Moervaartmeersen, Sint-Niklaas/Sinaai (beheerd door Natuurpunt vzw en de stad St- Niklaas, ca. 3 ha)

Dit gebied wordt gekenmerkt door bloemenrijke en vrij soortenrijke dottergraslanden met naast Dotterbloem veel Pinksterbloem, Gewone koekoeksbloem en Egelboterbloem als aspectbepalende soorten. Verder treft men er ook soorten aan als Moerasrolklaver, Zeegroene muur, Tweerijige zegge, Scherpe zegge, Fioringras, Moerasvergeet-me-nietje, Kale jonker en Penningkruid.

De meest vochtige graslandpercelen die als hooiland worden gebruikt hebben een minder bloemenrijk karakter met gestreepte witbol als dominante soort en bezitten dottergraslandrelicten in de perceelsranden.

Verlaten vochtige hooilanden zijn al dan niet ingeplant met Canadapopulieren en bezitten als ruigtesoorten vooral Moerasspirea, Blauw glidkruid, Poelruit, Grote kattenstaart, Harig wilgeroosje, Bitterzoet, Riet, Grote wederik, Gewone smeerwortel, Haagwinde en Rietgras.
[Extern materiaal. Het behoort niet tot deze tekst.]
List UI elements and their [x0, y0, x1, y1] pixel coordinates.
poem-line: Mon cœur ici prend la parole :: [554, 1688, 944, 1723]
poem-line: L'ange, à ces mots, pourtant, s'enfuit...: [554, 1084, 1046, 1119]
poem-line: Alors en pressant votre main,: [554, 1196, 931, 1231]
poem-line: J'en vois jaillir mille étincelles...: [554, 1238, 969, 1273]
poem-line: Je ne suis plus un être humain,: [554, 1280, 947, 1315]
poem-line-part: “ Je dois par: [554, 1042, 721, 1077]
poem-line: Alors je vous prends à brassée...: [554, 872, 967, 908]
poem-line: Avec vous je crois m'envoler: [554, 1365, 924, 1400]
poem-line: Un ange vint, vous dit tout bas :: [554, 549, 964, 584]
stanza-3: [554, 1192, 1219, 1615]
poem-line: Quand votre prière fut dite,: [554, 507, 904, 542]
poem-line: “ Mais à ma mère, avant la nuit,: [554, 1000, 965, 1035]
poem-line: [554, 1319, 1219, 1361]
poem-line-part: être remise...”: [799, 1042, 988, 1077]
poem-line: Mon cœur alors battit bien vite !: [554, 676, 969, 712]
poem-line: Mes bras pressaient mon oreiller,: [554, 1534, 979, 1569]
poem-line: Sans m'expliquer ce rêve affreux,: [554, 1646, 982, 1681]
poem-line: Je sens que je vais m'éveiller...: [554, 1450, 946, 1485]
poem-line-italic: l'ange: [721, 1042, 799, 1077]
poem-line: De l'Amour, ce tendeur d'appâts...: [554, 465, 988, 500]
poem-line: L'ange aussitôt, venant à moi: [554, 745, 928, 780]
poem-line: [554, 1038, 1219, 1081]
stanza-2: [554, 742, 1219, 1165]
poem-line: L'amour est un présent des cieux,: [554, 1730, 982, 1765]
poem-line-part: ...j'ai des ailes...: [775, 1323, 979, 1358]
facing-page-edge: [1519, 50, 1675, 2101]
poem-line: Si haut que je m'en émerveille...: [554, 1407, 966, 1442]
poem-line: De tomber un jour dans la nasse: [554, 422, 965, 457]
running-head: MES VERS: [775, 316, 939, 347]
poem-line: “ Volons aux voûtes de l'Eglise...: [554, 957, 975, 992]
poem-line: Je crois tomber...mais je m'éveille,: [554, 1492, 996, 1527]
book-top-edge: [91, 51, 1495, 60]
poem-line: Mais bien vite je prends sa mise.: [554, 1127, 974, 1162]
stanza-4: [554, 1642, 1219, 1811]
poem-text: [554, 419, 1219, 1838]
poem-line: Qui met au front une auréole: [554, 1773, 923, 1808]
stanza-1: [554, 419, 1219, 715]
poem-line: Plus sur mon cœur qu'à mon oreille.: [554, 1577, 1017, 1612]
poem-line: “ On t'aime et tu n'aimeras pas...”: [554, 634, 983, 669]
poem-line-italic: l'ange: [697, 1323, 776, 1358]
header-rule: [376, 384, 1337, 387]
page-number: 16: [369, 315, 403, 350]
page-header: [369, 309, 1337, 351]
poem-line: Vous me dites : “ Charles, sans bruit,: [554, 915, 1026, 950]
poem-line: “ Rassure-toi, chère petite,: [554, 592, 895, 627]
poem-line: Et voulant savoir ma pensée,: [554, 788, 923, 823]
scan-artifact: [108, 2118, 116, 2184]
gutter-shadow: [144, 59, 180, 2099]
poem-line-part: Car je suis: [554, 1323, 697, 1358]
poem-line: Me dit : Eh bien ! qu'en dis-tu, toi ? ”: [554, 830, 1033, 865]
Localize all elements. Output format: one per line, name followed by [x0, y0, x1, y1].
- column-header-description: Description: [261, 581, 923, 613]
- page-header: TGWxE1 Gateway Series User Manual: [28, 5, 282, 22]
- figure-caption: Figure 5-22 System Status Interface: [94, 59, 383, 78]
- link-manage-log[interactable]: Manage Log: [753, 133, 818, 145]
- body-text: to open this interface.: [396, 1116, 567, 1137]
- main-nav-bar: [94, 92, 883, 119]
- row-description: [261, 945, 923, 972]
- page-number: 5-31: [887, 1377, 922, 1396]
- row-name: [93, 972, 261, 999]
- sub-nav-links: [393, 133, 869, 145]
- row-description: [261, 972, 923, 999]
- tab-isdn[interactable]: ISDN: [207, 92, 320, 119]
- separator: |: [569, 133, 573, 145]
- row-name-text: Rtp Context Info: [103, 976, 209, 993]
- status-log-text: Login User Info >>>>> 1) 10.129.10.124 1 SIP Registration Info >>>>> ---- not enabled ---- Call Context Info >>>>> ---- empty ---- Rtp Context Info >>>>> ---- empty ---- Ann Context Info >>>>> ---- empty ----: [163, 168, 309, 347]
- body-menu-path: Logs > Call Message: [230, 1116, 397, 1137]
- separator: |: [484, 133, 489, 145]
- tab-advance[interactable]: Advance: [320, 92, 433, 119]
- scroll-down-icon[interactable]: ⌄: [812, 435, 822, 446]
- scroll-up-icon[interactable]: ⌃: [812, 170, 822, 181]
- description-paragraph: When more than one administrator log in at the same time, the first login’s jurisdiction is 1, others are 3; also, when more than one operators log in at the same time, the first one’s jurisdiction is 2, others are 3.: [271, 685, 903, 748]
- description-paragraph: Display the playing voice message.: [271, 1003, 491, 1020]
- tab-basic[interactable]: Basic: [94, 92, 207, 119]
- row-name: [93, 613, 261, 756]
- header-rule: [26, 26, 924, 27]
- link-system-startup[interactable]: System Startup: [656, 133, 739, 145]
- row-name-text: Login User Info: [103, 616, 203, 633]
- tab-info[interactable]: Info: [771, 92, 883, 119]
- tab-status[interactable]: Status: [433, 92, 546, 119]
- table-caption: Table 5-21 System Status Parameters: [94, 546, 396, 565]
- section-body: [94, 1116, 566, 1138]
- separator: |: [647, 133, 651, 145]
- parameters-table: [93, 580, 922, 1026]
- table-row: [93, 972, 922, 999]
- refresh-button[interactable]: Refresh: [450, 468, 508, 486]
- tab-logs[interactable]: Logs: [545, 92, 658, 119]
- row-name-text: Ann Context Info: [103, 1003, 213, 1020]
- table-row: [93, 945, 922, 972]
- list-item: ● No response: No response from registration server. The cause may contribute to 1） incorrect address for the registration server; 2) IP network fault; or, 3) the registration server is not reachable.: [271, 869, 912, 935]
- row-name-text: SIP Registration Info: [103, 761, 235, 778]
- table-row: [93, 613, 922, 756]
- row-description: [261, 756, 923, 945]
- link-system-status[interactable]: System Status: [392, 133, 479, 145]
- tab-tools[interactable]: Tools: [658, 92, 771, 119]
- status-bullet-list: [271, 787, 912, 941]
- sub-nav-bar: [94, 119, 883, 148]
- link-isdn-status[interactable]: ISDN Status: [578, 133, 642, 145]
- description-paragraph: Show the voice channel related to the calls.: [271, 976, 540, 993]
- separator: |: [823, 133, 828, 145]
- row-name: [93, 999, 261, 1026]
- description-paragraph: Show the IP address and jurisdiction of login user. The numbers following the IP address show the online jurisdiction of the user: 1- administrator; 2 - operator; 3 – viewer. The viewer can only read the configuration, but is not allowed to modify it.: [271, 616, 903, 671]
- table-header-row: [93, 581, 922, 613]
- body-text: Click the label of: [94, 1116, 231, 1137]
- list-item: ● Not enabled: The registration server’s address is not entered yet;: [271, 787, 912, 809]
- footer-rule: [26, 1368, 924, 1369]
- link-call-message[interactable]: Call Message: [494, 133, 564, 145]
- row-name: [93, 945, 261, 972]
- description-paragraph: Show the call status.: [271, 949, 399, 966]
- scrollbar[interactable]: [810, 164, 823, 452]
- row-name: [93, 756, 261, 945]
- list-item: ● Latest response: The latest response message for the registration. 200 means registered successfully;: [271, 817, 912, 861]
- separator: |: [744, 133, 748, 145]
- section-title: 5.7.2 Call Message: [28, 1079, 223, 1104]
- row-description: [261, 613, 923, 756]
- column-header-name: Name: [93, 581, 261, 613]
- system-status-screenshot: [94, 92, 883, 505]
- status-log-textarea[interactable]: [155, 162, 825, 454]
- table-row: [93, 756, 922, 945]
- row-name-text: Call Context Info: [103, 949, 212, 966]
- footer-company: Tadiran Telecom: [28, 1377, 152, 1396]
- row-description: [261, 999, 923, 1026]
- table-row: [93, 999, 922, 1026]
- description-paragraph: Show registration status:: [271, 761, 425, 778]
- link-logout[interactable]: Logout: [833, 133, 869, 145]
Naast de aangeplante Canadapopulieren treedt op beperkte schaal spontane verbossing op met Zwarte els en wilgen.

In enkele grachten komen nog fragmentaire vegetaties voor van het Verbond van Kleine fonteinkruiden.

Reepkens, Wachtebeke (beheerd door Natuurpunt vzw, ca. 7 ha)

De reservaatspercelen worden gevormd door een rietvegetatie een vochtig, ingedijkt wilgenbroekbos, die in verbinding staan met de Moervaart. De rietvegetatie bevat begeleidende soorten als Blaartrekkende boterbloem, Grote lisdodde en Waterzuring.

Gezien de grote verscheidenheid van biotopen, aanplanten, menselijke ingrepen en bodemgebruik, treffen we ook een grote variatie in de vegetatie aan. De struik- en boomlaag bevat spontaan opgeschoten soorten als wilg (Schietwilg, Waterwilg), Zwarte elzen, Gewone es en een enkele Zomereik, naast aangeplante populierenvariëteiten.